Walzer’s political-science dance is from the pre-minuet era: He never quite touches his dance partners. Two of the more important dancers are democracy (as we have seen) and pluralism. It is on these notions, especially that of pluralism, that Walzer walks on ice, and that ice is slippery.
Was there pluralism in ancient Israel? Was there democracy? These are highly nuanced questions.
On the democracy question, the answer is a forthright “Maybe; possibly yes,” at least (as Walzer cogently discusses) in the singular way it plays out in the biblical narrative. But Walzer’s suggestion that there is a “pluralism” in biblical tradition, even though pluralism is not defended in the Bible, is questionable. It is true that a striking political feature of the Tanakh, especially the Chumash, is that classical Judaism sought to harmonize various traditions. Because there are many biblical writers with differing views, Walzer avers, pluralism is a central feature of biblical politics.
Perhaps what Walzer is describing is accurate, but the co-existence of differing traditions ain’t pluralism. Pluralism, a uniquely American phenomenon, is the calibrating and balancing of the needs of majorities, minorities, individuals and the state. Pluralism is not a “melting pot,” it’s a cholent — and it certainly did not characterize biblical Israel. What we have here is a historical anachronism: looking at characteristics of a particular age, appropriate for that time and place, through the eyes of a different era. Be that as it may, this one question of pluralism takes little away from Walzer’s overall analysis.

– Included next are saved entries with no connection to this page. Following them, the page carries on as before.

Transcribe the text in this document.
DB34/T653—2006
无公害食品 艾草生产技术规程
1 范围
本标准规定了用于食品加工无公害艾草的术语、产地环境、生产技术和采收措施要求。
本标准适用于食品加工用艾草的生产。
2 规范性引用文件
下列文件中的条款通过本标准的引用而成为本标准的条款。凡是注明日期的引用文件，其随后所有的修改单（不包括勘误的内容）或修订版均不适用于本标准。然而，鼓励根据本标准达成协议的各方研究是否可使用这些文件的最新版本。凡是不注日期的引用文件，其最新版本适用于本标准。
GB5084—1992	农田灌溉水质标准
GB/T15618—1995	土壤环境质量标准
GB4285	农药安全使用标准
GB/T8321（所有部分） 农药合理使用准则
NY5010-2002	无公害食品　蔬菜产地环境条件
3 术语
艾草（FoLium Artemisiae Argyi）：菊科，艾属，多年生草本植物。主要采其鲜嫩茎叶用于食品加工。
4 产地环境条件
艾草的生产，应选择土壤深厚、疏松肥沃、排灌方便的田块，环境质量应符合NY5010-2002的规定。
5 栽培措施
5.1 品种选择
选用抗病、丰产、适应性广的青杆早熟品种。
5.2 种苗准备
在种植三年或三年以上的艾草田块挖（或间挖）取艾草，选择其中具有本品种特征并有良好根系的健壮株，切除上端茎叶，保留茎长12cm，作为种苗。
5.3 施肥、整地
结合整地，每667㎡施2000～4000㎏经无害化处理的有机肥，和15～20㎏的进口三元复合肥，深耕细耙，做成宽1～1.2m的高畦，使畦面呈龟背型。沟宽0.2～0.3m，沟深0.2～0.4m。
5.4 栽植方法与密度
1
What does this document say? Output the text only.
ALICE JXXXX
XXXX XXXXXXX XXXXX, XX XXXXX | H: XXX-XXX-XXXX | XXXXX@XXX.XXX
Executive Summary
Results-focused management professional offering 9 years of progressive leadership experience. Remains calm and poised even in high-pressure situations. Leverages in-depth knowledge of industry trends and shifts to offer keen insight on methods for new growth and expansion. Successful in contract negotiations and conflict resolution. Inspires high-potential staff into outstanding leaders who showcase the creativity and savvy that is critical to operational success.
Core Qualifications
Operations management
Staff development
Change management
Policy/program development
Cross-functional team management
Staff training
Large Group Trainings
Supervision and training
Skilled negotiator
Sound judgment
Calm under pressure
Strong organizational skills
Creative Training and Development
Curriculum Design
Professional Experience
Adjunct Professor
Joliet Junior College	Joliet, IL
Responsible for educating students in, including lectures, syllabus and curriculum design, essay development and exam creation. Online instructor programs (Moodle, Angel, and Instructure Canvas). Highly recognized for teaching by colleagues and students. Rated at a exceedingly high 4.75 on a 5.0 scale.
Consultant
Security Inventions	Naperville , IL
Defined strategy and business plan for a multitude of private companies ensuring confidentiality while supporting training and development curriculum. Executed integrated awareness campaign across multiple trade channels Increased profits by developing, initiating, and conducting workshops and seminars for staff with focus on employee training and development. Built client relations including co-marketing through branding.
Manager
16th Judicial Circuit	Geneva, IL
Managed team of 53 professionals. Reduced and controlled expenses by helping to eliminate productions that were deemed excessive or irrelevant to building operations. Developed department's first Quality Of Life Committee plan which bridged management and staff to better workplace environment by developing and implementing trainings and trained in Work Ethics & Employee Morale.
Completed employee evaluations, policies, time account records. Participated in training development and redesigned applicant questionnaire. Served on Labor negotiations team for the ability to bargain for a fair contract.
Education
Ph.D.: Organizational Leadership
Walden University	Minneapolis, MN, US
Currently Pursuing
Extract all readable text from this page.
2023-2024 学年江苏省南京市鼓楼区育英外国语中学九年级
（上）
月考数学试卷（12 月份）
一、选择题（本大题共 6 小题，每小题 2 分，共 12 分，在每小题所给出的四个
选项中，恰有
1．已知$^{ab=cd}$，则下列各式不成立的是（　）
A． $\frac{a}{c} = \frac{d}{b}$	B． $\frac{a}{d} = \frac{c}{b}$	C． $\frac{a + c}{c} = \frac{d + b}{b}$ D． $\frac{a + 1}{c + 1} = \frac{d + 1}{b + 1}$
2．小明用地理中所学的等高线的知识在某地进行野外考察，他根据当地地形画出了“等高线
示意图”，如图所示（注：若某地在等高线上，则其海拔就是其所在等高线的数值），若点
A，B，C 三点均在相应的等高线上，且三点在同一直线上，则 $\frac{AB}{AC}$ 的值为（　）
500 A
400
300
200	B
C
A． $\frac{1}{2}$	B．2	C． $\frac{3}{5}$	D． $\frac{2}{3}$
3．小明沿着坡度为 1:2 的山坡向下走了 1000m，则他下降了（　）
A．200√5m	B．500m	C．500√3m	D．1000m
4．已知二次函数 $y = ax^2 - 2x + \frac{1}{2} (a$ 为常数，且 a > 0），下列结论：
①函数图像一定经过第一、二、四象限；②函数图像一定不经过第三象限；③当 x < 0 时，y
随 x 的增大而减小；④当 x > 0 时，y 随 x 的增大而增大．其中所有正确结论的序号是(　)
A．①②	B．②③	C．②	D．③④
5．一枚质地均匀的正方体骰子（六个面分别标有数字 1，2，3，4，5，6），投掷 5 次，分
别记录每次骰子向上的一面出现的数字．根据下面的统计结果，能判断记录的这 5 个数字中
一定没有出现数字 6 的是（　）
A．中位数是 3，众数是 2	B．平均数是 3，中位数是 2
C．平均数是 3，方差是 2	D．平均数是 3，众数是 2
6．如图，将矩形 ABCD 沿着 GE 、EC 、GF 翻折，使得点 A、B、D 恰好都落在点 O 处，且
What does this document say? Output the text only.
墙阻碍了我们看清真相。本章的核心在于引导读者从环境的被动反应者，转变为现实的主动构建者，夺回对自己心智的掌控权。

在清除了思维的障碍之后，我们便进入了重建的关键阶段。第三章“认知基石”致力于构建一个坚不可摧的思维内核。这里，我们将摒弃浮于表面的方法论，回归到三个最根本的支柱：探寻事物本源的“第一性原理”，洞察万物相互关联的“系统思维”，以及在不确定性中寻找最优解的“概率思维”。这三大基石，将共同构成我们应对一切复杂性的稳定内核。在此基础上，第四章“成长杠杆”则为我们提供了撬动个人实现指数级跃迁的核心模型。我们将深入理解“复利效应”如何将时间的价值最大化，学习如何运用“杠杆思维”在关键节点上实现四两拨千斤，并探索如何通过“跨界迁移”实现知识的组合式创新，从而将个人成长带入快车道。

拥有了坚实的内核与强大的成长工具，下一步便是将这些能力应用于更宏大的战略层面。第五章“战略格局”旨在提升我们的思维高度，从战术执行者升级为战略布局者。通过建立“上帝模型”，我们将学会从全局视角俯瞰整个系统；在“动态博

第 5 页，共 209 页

So how does “In God’s Shadow” play out in the contemporary Jewish experience, especially in the “culture wars” of sectarian/Haredi Orthodoxy versus everybody else? Walzer does not connect the dots from ancient Israel to the contemporary dilemma, nor ought he — that’s a different book. Indeed, the secular left has never been able to parse religious revivals, millennialists, frum Muslims and Orthodox Jews. “In God’s Shadow” is a notable contribution, even as it does not satisfy our every need on the contemporary religious agenda.
Menachem Begin may have answered well the “Politics and God” question of his time, but 30 years later, Michael Walzer says it best.
Jerome A. Chanes, a Forward contributing editor, is a fellow at the Center for Jewish Studies at the CUNY Graduate Center and is the author or editor of four books on Jewish public affairs, history and sociology.